HOW NOW, DOW THEORY?




By Mark Hulbert

10:36 PM ET Mar 15, 2007




ANNANDALE, Va. (MarketWatch) -- What does the Dow Theory have to say about
the stock
market's recent weakness?


You might wonder why we would even bother to check. It was just over a
month ago
that the Theory flashed a bull-market reconfirmation signal, after all.
(Read Feb. 2
column) The Dow Jones Industrial Average  closed Thursday nearly 500
points lower
than where it stood then.

Some bull market, you might say.

The reason to nevertheless pay attention to the Dow Theory: Its long-term
record is
quite good. According to a study that appeared in the August 1998 issue of
the
prestigious Journal of Finance, conducted by Stephen J. Brown of New York
University,
William Goetzmann of Yale University, and Alok Kumar of the University of
Texas at
Austin, a portfolio that switched between stocks and cash according to
their
interpretation of the Dow Theory beat a buy-and-hold by an annual average
of 4.4
percentage points per year between 1930 and 1997.

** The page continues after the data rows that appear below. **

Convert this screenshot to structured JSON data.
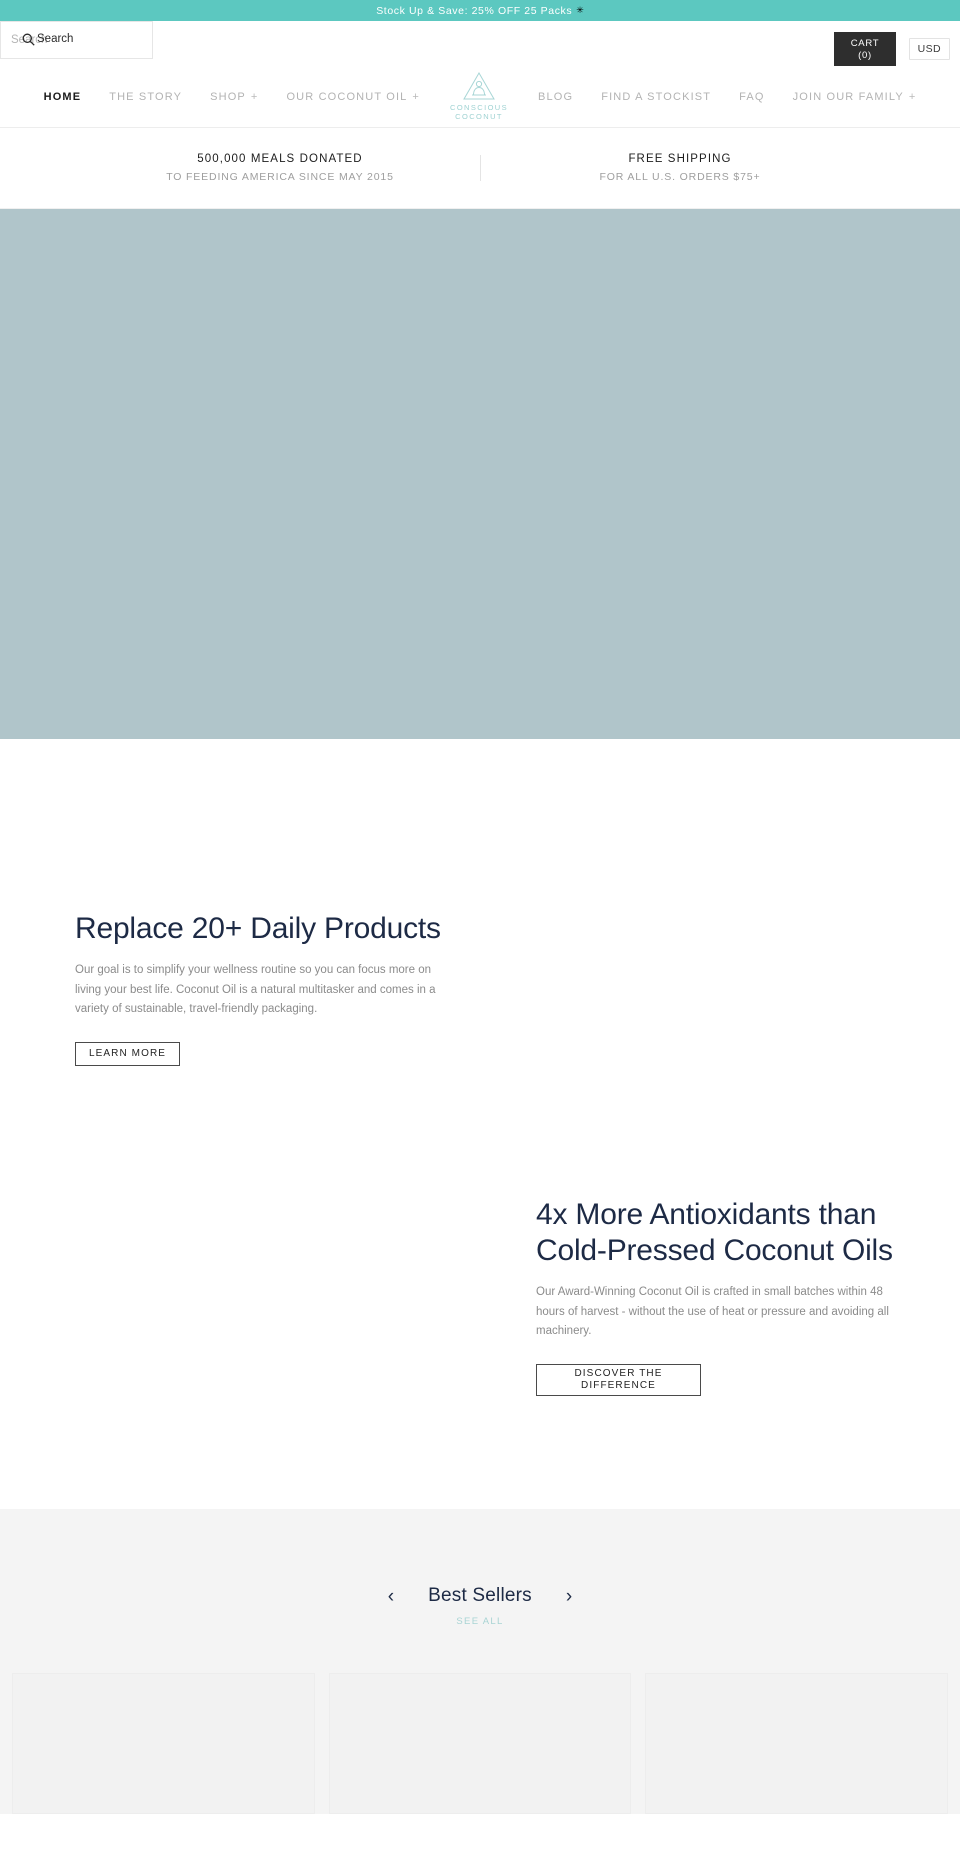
{
  "announcement": {
    "text": "Stock Up & Save: 25% OFF 25 Packs",
    "star": "✳"
  },
  "utility": {
    "search_placeholder": "Search",
    "search_value": "",
    "search_label": "Search",
    "search_icon": "search-icon",
    "cart_label": "CART",
    "cart_count": "(0)",
    "currency": "USD"
  },
  "nav": {
    "items": [
      {
        "label": "HOME",
        "plus": "",
        "active": true
      },
      {
        "label": "THE STORY",
        "plus": "",
        "active": false
      },
      {
        "label": "SHOP",
        "plus": "+",
        "active": false
      },
      {
        "label": "OUR COCONUT OIL",
        "plus": "+",
        "active": false
      }
    ],
    "items_right": [
      {
        "label": "BLOG",
        "plus": "",
        "active": false
      },
      {
        "label": "FIND A STOCKIST",
        "plus": "",
        "active": false
      },
      {
        "label": "FAQ",
        "plus": "",
        "active": false
      },
      {
        "label": "JOIN OUR FAMILY",
        "plus": "+",
        "active": false
      }
    ],
    "logo": {
      "line1": "CONSCIOUS",
      "line2": "COCONUT",
      "icon": "triangle-meditation-logo-icon",
      "color": "#9fd2d2"
    }
  },
  "promo": {
    "columns": [
      {
        "title": "500,000 MEALS DONATED",
        "subtitle": "TO FEEDING AMERICA SINCE MAY 2015"
      },
      {
        "title": "FREE SHIPPING",
        "subtitle": "FOR ALL U.S. ORDERS $75+"
      }
    ]
  },
  "hero": {
    "background_color": "#b0c5ca"
  },
  "features": [
    {
      "heading": "Replace 20+ Daily Products",
      "body": "Our goal is to simplify your wellness routine so you can focus more on living your best life. Coconut Oil is a natural multitasker and comes in a variety of sustainable, travel-friendly packaging.",
      "button": "LEARN MORE"
    },
    {
      "heading": "4x More Antioxidants than Cold-Pressed Coconut Oils",
      "body": "Our Award-Winning Coconut Oil is crafted in small batches within 48 hours of harvest - without the use of heat or pressure and avoiding all machinery.",
      "button_line1": "DISCOVER THE",
      "button_line2": "DIFFERENCE"
    }
  ],
  "bestsellers": {
    "title": "Best Sellers",
    "see_all": "SEE ALL",
    "prev_icon": "‹",
    "next_icon": "›",
    "cards": [
      "",
      "",
      ""
    ]
  },
  "colors": {
    "accent_teal": "#5cc8c0",
    "logo_teal": "#9fd2d2",
    "heading_navy": "#1d2a45",
    "hero_blue": "#b0c5ca",
    "panel_gray": "#f4f4f4"
  }
}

The Dow Theory was the brainchild of William Peter Hamilton, who was
editor of the
Wall Street Journal for several decades in the early part of the last
century. He
introduced his market timing ideas in dribs and drabs in editorials he
wrote for the
Journal over a nearly 30-year period, and never translated those
editorials into a
series of precise and unambiguous rules.

Because of these dubious origins, followers of the Dow Theory endlessly
debate the
finer points of what it might say about this or that market condition.
But, at least
in general terms, most followers would agree that a Dow Theory sell signal
is not
triggered until three events occur in succession:

-- The stock market must undergo a significant correction, with
"significant"
defined in terms of length (more than just a couple of days) and
percentage decline
(more than just a few percentage points).

-- In the market's rally attempt following this correction, either the Dow
industrials or the Dow Jones Transportation Average , or both, must fail
to rise
above where they stood prior to the beginning of the correction in step 1.

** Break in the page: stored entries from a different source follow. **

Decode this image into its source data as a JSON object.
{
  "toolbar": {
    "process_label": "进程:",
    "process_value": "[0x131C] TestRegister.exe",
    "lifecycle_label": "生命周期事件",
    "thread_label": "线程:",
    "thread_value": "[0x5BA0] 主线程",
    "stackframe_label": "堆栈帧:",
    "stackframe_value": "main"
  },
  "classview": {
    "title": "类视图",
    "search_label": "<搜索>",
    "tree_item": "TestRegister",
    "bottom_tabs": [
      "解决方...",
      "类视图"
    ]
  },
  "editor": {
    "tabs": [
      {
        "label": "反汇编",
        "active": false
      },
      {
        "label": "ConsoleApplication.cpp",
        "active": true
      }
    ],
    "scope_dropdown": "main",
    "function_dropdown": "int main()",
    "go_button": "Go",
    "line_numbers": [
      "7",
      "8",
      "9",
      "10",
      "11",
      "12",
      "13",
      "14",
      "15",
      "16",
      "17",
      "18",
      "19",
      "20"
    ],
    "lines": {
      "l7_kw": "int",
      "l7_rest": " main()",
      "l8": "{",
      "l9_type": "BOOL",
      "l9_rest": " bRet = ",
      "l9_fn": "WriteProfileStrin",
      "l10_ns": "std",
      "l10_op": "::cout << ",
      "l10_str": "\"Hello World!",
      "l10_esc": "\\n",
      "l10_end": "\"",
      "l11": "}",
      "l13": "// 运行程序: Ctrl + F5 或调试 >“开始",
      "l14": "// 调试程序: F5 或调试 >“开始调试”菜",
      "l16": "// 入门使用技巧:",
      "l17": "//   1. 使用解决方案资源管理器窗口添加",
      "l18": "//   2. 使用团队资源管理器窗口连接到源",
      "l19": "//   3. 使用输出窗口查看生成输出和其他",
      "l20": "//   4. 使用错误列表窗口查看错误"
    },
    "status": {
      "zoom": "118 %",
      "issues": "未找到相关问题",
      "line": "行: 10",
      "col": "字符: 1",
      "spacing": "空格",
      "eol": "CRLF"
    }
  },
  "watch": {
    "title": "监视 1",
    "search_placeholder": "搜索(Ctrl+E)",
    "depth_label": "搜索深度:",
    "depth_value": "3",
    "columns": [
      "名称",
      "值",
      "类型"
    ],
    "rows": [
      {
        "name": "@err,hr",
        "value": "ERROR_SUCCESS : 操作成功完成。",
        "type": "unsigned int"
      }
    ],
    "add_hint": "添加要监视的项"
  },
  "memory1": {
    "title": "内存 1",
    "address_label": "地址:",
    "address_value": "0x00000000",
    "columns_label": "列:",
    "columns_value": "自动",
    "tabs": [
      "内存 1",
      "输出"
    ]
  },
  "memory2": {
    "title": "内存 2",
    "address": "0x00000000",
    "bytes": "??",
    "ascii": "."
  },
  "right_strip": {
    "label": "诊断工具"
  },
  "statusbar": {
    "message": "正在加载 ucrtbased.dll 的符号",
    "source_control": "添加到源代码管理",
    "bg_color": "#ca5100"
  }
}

-- In the market's subsequent decline following this rally attempt in step
2, both
the DJIA and the DJTA must drop below the lows they set in the correction
in step 1.

Given these conditions, it seems clear that the stock market's recent
weakness comes
nowhere close to producing a Dow Theory sell signal. Indeed, depending on
which Dow
Theorist is doing the interpreting, it is not clear that we have even made
it beyond
the first of the three steps.

The reason I say this: The correction that occurred from the Dow
industrials'
all-time high on Feb. 20 to its low on March 5 lasted just nine trading
sessions, and
less than two weeks of the calendar. Its magnitude was just 5.8%. There
are some this
length and magnitude of a correction does not qualify as being significant
enough.

But even if you do think it does, that still would mean we're currently
only in step
2 of the three-step process that would eventually produce a sell signal.
As of
Thursday's close, the Dow industrials had regained 109 of the 736 points
it had lost
between Feb. 20 and March 5.

Regardless of whether you think we're still in step 1, or have advanced to
step 2,
however, the message of the Dow Theory would appear to be the same: A sell
signal has
not been issued. And on one thing William Peter Hamilton was clear: We
should presume
that the previous signal remains in force until it is reversed.

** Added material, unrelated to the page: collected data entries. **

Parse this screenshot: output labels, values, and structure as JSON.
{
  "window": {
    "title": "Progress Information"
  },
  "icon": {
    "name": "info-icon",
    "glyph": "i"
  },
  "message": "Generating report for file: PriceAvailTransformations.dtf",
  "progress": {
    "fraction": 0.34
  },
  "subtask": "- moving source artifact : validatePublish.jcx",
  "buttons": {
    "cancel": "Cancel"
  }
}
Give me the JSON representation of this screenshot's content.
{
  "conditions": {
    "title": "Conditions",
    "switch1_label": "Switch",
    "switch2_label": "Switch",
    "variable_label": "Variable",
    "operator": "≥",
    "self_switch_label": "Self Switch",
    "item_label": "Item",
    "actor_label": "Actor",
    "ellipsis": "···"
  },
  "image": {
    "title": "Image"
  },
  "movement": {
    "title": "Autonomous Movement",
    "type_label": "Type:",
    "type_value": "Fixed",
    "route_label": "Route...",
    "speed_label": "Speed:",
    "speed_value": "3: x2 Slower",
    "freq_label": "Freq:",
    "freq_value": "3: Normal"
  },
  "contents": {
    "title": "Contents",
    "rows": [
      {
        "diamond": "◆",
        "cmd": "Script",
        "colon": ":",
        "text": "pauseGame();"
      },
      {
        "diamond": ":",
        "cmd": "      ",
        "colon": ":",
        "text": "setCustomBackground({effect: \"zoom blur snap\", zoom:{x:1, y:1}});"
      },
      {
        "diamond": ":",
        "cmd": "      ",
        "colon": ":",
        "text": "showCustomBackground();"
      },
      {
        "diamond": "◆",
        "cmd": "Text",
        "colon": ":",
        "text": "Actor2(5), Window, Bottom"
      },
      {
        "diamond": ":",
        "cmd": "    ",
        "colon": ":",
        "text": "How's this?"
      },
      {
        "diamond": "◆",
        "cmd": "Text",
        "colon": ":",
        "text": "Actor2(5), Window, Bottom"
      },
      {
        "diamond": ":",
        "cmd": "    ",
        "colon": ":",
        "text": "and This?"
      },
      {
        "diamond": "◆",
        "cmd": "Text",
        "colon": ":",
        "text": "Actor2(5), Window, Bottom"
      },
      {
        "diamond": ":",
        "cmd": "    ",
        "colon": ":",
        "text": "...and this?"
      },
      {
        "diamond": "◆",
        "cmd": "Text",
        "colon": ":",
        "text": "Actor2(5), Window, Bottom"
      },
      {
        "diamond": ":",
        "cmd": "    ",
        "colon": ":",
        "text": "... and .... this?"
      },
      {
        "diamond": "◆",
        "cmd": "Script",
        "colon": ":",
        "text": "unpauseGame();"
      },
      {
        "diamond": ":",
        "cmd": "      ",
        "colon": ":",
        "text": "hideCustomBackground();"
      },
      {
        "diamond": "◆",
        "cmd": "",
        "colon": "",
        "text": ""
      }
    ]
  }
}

And that means, to the extent you follow the Dow Theory, you will act as
though the
bull market remains alive and well.

This attitude of giving the bull market the benefit of the doubt helps
explain a
comment earlier this week from a prominent Dow Theorist. Richard Moroney,
editor of
Dow Theory Forecasts, wrote earlier this week to clients that "With
near-term
volatility likely, a move to 11,400 on the Dow Industrials would not be
surprising.
Market action has been consistent with a correction in an ongoing bull
market, and
the Dow Theory remains in the bullish camp."

Lest you think there are no flies in the ointment, however, I should note
that not
all Dow Theorists are currently bullish. While two of the three Dow Theory
services I
follow are -- Moroney's as well as Jack Schannep's TheDowTheory.com -- the
third,
Richard Russell's Dow Theory Letters, is bearish. This is for a variety of
reasons,
one of which is that, on his reading, the Dow Theory above else is about
values, and
stocks are much closer to being overvalued than undervalued.